War Dogs recounts the great untold story of the Vietnam War. Witness the emotionally powerful, real-life story of several thousand courageous dogs that fought with allied soldiers and saved countless lives. Utilizing never-before-seen archival footage, private home movies and filmed dramatic reenactment, journey with the War Dogs and their handlers into some of the fiercest fighting ever caught on camera. Under the harshest conditions, see the bond of man and dog reach emotional heights that arise above the cruelty of war.

 

Tuesday, September 15 , 6:30 p.m.-8:30 p.m. - Thirteen Hours That Saved Britain

The odds seemed insurmountable. In the heat of World War II, Germany was operating at the peak of its powers and seizing control of huge portions of the European landscape. But on September 15, 1940, the German army came face to face with a foe they had clearly underestimated. It was a bloody battle fought entirely in the skies over Britain, and it led to Hitler's first major defeat. Using archived footage and cinematic recreations, as well as interviews with dozens of eyewitness and pilots who fought on the frontline,"13 Hours that Saved Britain" recounts this.

 

Tuesday, October 20 , 6:30 p.m.-8:30 p.m. - Rebel: Loreta Velazquez, Secret Soldier of the American Civil War

At the outbreak of the Civil War, a teenager from New Orleans headed to the front lines.

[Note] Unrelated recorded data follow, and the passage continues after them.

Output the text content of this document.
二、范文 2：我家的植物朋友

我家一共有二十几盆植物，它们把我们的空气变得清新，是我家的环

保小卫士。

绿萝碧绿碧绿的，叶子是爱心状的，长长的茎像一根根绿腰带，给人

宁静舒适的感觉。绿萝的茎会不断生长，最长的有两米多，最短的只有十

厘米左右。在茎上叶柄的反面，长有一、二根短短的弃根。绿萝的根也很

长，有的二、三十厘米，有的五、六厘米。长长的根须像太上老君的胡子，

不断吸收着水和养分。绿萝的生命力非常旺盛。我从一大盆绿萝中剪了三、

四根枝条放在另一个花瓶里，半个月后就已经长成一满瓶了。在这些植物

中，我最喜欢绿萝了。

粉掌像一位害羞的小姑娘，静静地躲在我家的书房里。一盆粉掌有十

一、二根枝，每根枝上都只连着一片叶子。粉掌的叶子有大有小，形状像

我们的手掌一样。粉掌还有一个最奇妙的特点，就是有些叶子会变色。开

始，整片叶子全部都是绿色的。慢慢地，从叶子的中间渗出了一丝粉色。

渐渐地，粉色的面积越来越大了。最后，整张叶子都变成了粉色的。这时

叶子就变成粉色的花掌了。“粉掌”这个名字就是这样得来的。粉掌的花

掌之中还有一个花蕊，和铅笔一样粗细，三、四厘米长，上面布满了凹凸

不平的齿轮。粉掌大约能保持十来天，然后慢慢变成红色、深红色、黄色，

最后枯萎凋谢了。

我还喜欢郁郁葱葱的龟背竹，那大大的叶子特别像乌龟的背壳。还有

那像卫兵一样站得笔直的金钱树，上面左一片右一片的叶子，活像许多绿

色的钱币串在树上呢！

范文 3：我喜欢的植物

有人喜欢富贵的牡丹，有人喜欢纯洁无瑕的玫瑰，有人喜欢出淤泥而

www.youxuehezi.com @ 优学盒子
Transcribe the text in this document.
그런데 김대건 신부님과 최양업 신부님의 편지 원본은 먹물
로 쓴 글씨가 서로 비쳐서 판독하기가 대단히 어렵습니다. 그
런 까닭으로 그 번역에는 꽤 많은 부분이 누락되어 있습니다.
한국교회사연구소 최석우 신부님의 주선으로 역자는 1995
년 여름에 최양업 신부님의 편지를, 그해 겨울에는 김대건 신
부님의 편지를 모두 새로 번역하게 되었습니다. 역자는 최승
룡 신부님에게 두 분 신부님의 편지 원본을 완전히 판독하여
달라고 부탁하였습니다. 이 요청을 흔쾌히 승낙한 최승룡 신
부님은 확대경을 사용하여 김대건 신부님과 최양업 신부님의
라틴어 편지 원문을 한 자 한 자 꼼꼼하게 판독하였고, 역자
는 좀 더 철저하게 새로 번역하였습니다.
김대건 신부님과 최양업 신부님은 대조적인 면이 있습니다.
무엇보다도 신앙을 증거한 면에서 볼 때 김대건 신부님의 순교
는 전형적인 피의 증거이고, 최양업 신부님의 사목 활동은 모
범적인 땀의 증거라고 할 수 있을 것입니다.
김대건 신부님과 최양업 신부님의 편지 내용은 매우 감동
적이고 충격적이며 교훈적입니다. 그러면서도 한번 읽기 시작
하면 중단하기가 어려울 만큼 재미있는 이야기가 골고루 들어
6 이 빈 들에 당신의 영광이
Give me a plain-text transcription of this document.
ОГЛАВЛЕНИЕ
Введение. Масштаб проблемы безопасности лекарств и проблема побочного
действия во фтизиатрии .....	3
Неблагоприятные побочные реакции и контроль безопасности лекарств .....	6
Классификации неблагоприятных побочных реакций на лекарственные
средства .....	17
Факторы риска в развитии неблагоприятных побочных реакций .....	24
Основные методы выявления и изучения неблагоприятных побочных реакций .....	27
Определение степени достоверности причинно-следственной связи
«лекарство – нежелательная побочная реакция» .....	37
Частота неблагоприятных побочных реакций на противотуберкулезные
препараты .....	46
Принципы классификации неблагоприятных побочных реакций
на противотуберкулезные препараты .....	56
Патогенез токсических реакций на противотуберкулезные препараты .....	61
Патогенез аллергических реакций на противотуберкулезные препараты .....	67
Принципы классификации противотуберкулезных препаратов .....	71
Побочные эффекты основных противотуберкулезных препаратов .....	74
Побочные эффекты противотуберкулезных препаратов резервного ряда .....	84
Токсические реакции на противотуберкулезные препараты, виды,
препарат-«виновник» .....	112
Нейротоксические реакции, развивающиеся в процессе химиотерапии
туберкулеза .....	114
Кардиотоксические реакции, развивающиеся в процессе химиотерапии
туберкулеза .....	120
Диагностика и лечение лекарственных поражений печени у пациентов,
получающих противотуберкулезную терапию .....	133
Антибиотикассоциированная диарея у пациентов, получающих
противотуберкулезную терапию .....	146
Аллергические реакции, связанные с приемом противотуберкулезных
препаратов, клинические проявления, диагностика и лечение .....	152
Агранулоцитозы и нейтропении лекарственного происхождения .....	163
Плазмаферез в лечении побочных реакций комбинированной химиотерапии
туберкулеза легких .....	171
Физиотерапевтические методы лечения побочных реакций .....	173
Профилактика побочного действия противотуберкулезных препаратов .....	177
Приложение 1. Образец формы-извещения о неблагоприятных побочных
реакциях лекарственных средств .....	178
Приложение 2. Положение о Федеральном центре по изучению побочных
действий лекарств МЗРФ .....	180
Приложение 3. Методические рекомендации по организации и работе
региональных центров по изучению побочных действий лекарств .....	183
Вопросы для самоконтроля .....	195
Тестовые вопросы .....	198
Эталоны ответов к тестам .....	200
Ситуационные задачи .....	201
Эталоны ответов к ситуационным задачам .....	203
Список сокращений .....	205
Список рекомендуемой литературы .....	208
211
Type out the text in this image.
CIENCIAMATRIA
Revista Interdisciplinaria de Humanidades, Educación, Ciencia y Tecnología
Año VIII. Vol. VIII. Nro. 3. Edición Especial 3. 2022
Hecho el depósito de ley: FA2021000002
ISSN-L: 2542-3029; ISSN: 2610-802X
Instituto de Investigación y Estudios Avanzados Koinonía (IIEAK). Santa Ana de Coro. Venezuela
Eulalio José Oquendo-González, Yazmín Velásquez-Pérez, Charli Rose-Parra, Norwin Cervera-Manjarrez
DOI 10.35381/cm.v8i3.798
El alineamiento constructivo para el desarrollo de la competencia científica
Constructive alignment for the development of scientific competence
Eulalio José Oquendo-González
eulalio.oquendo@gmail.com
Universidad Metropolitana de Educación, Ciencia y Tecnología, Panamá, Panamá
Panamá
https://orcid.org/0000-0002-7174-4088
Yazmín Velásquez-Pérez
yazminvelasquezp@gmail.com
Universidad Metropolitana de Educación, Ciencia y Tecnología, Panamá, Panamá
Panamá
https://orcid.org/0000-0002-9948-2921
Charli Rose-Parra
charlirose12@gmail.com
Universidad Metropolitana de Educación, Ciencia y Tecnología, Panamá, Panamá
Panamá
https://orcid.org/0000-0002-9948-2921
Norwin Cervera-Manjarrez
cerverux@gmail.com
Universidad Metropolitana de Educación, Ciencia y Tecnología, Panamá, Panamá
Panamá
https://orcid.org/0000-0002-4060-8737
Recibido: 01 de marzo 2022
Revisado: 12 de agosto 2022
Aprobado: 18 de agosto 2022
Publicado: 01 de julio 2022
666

Under the alias Harry T. Buford, he fought at First Bull Run, was wounded at Shiloh, and served as a Confederate spy. But Buford harbored a secret – he was really Loreta Velazquez, a Cuban immigrant from New Orleans. By 1863, Velazquez was spying for the Union. She scandalized America when she revealed her story in her 1876 memoir, The Woman in Battle. Attacked for her criticism of the war, Velazquez was dismissed as a hoax for 150 years. But evidence confirms she existed, one of over 1,000 women soldiers who served in the Civil War.  Actors and historians bring Velazquez' story to life in this documentary. 

 

 

Tuesday, November 17 , 6:30 p.m.-8:30 p.m. - The American St. Nick

World War II exacted a heavy toll on the people of Wiltz, Luxembourg. Occupied by German forces for four years, the town was subject to the whims of Nazi leadership: streets were renamed, the native language was banned, religious freedoms were curtailed, and Saint Nicolas Day was outlawed. This documentary chronicles a day at the height of the war when the battle-weary 28th Infantry Division of the American Army returned hope and joy to the children and people of this war-torn town. On Dec. 5, 1944, American soldiers, put their guns down for one day and organized a party celebrating the town's centuries-old Saint Nick tradition, creating a tradition that continues to this day.